I cambiamenti della società visti attraverso il mondo del pallone
La mia impressione è che siamo ormai, incapaci di guardare indietro e di fare tesoro di un passato ancora legato ad esempi di dignità e onesta sportiva. Il calcio, purtroppo, ne è un esempio lampante. Un movimento sportivo intorno al quale girano interessi ormai fuori da ogni controllo, non è testimone di spessore culturale e identitario, anzi, è catalizzatore di malumori sociali che poco hanno a che fare con valori di aggregazione. Non è facile riflettere su dinamiche così palesi, ma se queste arrivano da penne illustri allora vuol dire che un fondo di verità esiste.

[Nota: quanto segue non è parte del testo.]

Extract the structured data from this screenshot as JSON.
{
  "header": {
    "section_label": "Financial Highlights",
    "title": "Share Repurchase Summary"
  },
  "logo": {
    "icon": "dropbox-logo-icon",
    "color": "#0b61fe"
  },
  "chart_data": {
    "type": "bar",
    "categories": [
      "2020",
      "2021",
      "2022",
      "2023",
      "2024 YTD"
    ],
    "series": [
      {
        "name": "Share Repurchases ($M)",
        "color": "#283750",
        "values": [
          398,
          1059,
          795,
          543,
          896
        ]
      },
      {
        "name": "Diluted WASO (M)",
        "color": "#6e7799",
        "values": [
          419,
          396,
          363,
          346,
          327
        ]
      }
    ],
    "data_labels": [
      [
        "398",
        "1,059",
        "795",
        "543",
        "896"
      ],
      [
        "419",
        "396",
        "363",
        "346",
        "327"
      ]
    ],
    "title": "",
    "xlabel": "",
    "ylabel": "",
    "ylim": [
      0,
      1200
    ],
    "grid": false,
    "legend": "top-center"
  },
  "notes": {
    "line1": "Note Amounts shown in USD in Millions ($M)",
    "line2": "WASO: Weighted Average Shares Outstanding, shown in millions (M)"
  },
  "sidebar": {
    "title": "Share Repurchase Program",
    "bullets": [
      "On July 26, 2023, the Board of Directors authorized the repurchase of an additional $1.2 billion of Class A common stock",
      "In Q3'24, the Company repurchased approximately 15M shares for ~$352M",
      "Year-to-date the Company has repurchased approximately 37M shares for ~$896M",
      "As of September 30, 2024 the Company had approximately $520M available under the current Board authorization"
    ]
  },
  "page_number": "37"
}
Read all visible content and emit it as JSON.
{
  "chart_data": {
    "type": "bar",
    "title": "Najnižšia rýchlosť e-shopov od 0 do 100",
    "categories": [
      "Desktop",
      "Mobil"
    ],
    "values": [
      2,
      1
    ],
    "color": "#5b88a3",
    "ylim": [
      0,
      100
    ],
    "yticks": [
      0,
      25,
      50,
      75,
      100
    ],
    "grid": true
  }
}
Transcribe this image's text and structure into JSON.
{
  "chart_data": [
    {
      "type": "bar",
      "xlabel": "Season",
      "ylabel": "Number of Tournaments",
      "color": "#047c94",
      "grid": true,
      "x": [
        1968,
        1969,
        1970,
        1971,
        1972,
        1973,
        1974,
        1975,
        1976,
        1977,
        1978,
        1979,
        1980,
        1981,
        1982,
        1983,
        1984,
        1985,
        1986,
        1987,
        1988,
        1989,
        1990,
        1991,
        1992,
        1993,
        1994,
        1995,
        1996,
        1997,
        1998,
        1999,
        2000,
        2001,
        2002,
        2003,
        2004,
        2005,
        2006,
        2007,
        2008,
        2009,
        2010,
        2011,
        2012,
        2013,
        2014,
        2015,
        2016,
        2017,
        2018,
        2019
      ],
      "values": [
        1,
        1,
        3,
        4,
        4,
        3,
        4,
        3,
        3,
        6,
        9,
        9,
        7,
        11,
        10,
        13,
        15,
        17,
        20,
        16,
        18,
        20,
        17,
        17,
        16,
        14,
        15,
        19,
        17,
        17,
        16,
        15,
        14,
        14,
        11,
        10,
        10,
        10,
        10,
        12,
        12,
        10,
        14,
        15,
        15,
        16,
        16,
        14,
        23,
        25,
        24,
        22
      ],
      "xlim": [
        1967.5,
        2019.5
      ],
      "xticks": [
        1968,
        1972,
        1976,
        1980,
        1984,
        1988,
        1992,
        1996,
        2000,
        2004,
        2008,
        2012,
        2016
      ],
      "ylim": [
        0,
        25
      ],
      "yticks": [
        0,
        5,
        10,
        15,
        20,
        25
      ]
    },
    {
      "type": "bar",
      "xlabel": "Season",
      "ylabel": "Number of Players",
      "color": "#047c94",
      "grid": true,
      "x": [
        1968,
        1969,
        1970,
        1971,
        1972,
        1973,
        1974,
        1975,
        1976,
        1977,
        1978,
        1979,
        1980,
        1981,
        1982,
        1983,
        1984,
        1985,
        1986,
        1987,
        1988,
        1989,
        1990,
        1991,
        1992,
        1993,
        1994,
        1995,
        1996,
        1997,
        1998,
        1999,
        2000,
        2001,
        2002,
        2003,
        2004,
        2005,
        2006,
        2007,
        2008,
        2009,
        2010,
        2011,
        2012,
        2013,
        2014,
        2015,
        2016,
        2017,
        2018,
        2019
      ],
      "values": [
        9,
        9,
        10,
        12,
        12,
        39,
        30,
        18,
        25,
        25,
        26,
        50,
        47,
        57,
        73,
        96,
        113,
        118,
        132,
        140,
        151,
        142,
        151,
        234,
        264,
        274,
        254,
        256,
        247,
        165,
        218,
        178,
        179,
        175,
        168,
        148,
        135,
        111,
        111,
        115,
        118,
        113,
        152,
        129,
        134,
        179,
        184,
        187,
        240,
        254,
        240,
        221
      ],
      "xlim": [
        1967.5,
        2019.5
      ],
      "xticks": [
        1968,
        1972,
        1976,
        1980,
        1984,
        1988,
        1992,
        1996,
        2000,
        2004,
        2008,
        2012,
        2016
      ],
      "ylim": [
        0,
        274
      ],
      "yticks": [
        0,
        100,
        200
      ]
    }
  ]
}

La protesta più forte arriva con le riflessioni di due giornalisti importanti, due penne di qualità nel mondo del giornalismo sportivo davanti al quale m’inchino e con i quali condivido i timori e i pensieri. Storia reazionaria del calcio edito da Marsilio, raccoglie le riflessioni non certo positive di due esimi giornalisti Massimo Fini e Giancarlo Padovan che, devo dire, non sono andati tanto per il sottile.
Non abbiamo bisogno di ribelli, scrive Massimo Fini, ma di rivoluzionari.
Riflessioni dure perchè “il troppo stroppia sempre.” Fomentare per risolvere è fuori da ogni logica e se a farlo è un sistema radicato su presupposti legati alla commercializzazione dello sport più amato nel mondo, vuol dire che i criteri sui quali sono state poste le basi per tutelare e aggregare ora, inevitabilmente, dividono anche in termini di intolleranza. E questo, credo, la dice lunga su quello che è la risposta della società in termini di rifiuto della realtà stessa. Insomma “il calcio come lo specchio della nostra società”! Mi chiedo, Siamo ad un punto di non ritorno? O abbiamo ancora la possibilità di guardare, paradossalmente, al passato per ritornare a respirare un futuro diverso, magari passando per una riconversione del sistema?
Il libro dei due giornalisti lo spiega molto bene…
“l calcio, come la musica, come le arti in genere, è uno specchio, e non dei più marginali, della società, dei suoi cambiamenti, delle sue trasformazioni, della sua evoluzione o involuzione. Massimo Fini e Giancarlo Padovan lo affrontano da questo particolare punto di vista. C’è un’enorme differenza fra come si intendeva il calcio, sia in senso tecnico che, soprattutto, sociale nei più semplici e naïf anni Sessanta e come lo si vive oggi che sul campo hanno fatto irruzione l’economia e la tecnologia (televisione, moviola, Var), le divinità dominanti della nostra società a cui tutto, a cominciare dall’uomo, viene dato in sacrificio. Naturalmente questo discorso sostanzialmente filosofico passa qui, vista la materia che i due autori si sono scelti, anche per il racconto di partite, di gol, di azioni spettacolari, di giocatori, di uomini, di emozioni e di sentimenti, vissuti sul campo e fuori dal campo. Il libro dovrebbe appagare quindi anche le curiosità e le rivalità, che del calcio sono l’anima, dei tifosi oltre che di coloro che lo guardano da più lontano. Si tratta insomma di un libro per tutti e non solo per addetti ai lavori.”
Credo sia importante leggerlo, perchè il pensiero di pochi possa essere fonte d’ispirazione per la riflessione e una inversione di tendenza per i molti, me lo auguro davvero!